Dynorphin A (1–8) inhibits oxidative stress and apoptosis in MCAO rats, affording neuroprotection through NMDA receptor and κ-opioid receptor channels

Abstract

The contents of Dynorphin A(1–8) decreased gradually in ischemic cortices in rats and an intracerebroventricular administration of synthetic Dynorphin A(1–8) reduced the volume of cerebral infarction in our previous research. However, the specific protective mechanism is unclear and Dynorphin A(1–8) is unlikely to cross the blood-brain barrier (BBB) by noninvasive oral or intravenous administration as a macromolecule neuropeptide. In this study, intranasal administration was used to middle cerebral artery occlusion(MCAO) rats to assessed the therapeutic effects of Dynorphin A(1–8) by evaluating behavior, volume of cerebral infarct, cerebral edema ratio, histological observation. Then apoptosis neuron rate was detected by TUNEL staining. Immunohistochemical staining was carried out to explore the alteration of Bcl-2, Bax and Caspase-3. Finally, κ-opioid receptor antagonist and N-methyl-d-aspartate(NMDA) receptor antagonist were used to explore its possible mechanism. We found that MCAO rats under intranasal administration of Dynorphin A(1–8) showed better behavioral improvement, higher extent of Bcl-2, activity of SOD along with much lower level of infarction volume, brain water content, number of cell apoptosis, extent of Bax and Caspase-3, and concentration of MDA compared with those in MCAO model group and intravenous Dynorphin A(1–8) group.
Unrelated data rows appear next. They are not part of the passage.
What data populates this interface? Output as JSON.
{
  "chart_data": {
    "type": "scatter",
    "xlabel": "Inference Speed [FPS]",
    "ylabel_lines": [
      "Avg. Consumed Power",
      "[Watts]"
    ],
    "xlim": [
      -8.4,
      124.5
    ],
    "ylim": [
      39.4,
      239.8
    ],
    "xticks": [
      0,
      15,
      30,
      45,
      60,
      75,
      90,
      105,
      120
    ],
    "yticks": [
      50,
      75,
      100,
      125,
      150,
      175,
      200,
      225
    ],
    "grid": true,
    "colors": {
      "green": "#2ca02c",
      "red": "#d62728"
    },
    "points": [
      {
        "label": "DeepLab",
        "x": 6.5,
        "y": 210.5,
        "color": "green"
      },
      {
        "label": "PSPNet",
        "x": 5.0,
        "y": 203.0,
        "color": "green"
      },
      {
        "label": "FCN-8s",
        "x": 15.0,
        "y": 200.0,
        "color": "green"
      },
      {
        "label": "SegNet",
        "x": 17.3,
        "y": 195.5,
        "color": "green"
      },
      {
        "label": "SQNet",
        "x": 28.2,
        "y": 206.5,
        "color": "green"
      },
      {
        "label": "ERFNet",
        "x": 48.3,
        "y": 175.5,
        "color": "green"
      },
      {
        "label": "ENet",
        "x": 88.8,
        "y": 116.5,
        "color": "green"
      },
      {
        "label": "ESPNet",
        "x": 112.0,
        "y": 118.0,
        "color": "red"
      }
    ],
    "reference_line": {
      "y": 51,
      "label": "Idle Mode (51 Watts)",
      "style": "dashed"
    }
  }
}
Administration of nor-BNI or MK-801 reversed these neuroprotective effects of intranasal Dynorphin A(1–8). In summary, Dynorphin A(1–8), with advantages of intranasal administration, could be effectively delivered to central nervous system(CNS). Dynorphin A(1–8) inhibited oxidative stress and apoptosis against cerebral ischemia/reperfusion injury, affording neuroprotection through NMDA receptor and κ-opioid receptor channels.